Multimodal Imaging and Histopathologic Findings of FAVA

(A and B) Coronal and axial T₂-weighted fat-suppressed magnetic resonance images showing an intramuscular vascular lesion with clearly interposed hyperintense fatty tissue, more than is usual in a normal venous malformation. (C) Sagittal T₁-weighted magnetic resonance image with typical presentation of a fibro-adipose vascular anomaly (FAVA) called the black and white "salt and pepper pattern," caused by the neighboring fatty tissue and connective tissue. (D) Plain angiography image presents an extensive network of dilated, dysplastic venous channels forming the venous malformation part (arrow). (E) Overview tissue core in hematoxylin and eosin stain showing infiltrating vascularized fibro-adipose soft tissue (arrowhead) between skeletal muscle fibers and thick-walled venous vessels (asterisk) as well as several lymphoid aggregates (arrow). (F) CD34 immunostaining showing CD34 co-expression in the endothelium.

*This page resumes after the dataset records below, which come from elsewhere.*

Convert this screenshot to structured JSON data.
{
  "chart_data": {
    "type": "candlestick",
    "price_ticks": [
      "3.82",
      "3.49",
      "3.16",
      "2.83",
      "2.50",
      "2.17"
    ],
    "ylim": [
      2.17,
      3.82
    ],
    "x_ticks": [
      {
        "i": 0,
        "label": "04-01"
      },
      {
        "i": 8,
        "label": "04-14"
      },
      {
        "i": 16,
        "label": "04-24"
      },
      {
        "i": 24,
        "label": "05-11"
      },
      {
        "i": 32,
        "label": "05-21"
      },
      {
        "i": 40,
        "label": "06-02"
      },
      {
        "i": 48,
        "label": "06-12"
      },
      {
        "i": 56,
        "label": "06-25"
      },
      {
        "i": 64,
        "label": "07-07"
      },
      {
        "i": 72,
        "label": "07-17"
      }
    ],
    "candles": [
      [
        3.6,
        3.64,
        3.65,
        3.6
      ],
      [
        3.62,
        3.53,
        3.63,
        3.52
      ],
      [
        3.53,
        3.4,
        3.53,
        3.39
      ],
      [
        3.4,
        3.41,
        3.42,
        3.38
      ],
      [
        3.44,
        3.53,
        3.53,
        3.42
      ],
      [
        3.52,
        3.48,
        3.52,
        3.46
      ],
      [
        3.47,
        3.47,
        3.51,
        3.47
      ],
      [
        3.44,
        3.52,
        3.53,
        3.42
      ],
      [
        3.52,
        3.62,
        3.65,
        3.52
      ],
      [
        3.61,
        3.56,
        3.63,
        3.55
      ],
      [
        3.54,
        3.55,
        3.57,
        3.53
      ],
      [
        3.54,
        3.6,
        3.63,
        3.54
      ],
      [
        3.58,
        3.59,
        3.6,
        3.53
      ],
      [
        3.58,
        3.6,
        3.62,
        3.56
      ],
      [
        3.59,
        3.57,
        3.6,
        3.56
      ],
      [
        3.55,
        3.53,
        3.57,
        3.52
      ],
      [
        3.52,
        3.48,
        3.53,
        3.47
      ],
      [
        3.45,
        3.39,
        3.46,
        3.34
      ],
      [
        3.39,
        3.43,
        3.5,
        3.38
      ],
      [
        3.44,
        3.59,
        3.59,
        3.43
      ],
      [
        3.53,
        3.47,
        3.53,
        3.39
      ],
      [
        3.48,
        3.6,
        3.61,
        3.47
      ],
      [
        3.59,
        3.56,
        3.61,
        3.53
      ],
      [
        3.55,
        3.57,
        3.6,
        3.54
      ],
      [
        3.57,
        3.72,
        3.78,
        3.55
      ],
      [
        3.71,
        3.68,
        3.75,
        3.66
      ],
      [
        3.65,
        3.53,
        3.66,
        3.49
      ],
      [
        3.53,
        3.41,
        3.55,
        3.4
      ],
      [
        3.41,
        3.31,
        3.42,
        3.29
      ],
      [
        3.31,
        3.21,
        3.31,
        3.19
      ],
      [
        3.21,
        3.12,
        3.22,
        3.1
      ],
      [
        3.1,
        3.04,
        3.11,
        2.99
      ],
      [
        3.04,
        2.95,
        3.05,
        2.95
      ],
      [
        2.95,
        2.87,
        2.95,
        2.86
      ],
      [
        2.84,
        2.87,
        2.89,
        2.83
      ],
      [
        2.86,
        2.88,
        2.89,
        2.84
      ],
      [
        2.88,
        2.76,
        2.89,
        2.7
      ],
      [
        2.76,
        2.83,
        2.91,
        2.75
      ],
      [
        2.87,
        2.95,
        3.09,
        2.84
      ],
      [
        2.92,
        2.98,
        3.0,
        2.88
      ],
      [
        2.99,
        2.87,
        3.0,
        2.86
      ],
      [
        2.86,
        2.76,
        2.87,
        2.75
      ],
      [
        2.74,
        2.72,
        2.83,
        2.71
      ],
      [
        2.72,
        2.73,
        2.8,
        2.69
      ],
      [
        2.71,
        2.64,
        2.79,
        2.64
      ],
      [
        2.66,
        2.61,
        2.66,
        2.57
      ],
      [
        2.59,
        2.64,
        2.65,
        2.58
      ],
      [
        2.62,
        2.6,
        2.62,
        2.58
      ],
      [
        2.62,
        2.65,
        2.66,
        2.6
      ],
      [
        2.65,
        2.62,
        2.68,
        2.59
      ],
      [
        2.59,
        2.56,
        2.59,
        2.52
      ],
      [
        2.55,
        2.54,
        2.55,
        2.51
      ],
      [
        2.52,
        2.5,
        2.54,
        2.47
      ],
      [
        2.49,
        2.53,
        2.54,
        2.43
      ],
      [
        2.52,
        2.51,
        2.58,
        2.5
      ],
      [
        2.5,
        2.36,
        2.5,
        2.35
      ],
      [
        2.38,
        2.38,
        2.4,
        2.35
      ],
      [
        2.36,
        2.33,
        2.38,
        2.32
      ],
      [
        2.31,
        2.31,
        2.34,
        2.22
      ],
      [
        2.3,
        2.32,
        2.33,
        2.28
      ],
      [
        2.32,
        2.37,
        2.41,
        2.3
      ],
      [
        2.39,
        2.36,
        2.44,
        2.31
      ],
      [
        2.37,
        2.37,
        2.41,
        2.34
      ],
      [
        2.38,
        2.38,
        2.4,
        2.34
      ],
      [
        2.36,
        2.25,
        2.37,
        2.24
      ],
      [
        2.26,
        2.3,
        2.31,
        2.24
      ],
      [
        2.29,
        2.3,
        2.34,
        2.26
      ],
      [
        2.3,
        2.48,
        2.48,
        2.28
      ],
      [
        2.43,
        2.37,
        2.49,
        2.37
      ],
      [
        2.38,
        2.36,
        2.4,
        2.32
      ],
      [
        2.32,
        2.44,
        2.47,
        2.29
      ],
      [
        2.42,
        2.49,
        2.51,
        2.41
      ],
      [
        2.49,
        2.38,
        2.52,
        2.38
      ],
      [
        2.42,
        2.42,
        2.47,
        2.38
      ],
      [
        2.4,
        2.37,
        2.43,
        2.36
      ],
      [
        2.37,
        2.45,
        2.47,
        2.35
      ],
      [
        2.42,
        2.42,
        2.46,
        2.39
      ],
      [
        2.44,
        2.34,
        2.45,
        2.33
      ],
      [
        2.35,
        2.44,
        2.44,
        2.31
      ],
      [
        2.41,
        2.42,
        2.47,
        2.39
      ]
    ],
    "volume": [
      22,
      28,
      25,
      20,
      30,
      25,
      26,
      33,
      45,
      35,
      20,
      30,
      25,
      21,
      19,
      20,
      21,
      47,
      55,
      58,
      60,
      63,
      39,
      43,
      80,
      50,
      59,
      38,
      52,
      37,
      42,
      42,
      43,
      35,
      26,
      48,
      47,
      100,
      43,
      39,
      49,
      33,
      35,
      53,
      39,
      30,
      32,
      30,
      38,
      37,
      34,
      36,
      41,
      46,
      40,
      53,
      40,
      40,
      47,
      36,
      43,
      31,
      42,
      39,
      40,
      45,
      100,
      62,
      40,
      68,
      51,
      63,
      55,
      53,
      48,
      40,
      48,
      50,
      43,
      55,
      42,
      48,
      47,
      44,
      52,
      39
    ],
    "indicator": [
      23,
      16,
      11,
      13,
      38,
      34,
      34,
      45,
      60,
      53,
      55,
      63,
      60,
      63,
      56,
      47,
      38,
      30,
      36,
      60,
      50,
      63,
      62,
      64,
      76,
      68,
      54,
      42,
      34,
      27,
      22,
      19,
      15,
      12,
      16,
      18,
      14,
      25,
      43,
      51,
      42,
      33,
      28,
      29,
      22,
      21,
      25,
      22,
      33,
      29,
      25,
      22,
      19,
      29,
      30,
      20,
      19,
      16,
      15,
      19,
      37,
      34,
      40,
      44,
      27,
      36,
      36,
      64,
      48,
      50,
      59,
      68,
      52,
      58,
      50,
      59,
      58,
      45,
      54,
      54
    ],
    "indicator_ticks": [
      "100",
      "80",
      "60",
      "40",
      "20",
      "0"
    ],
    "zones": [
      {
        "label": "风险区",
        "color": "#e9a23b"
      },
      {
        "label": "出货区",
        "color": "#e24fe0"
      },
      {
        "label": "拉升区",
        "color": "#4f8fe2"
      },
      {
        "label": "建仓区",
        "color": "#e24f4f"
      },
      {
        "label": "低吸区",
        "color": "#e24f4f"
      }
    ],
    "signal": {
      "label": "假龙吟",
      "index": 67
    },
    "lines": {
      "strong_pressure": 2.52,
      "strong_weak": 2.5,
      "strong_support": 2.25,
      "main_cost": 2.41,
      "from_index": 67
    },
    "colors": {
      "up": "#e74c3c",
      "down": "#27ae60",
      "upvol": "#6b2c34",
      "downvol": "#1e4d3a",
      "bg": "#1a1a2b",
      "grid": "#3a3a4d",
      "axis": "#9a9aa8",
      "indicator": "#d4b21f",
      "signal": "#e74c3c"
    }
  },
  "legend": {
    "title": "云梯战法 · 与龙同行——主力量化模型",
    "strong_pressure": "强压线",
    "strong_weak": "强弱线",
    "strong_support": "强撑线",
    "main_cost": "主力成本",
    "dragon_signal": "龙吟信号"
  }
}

In addition to diagnostic phlebography (Figure 1D) for mapping of the deep venous system, an image-guided lesional biopsy was performed to secure the diagnosis and gain additional molecular information. Histopathologic examination showed infiltrating vascularized fibro-adipose soft tissue between skeletal muscle fibers and thick-walled, muscularized venous channels (Figure 1E). CD34 immunostaining revealed CD34 co-expression in the endothelium (Figure 1F), sometimes aberrantly co-expressed with podoplanin (not shown). Furthermore, aggregates of lymphocytes and perivascular mononuclear cell infiltrate were noted on hematoxylin and eosin staining. Pyrosequencing of the PIK3CA gene (exons 8, 10, and 21) revealed an activating PIK3CA mutation in exon 21 of the PIK3CA gene. With display of typical histomorphologic and molecular pathologic characteristics, the suggested diagnosis of FAVA was confirmed.

The patient underwent sclerotherapy with polidocanol followed by bleomycin electrosclerotherapy. Treatment with bleomycin electrosclerotherapy achieved substantial clinical success accompanied by significant volume reduction of the lesion. Close orthopedic care of the patient aims to treat the clubfoot of the right leg by surgical Achilles tendon lengthening as the next therapeutic step. Treatment of FAVA as a rare vascular anomaly requires dedicated interdisciplinary treatment combining disciplines from the diagnostic specialties, vascular medicine, and pediatric surgery and orthopedics.

Funding Support and Author Disclosures

The authors have reported that they have no relationships relevant to the contents of this paper to disclose.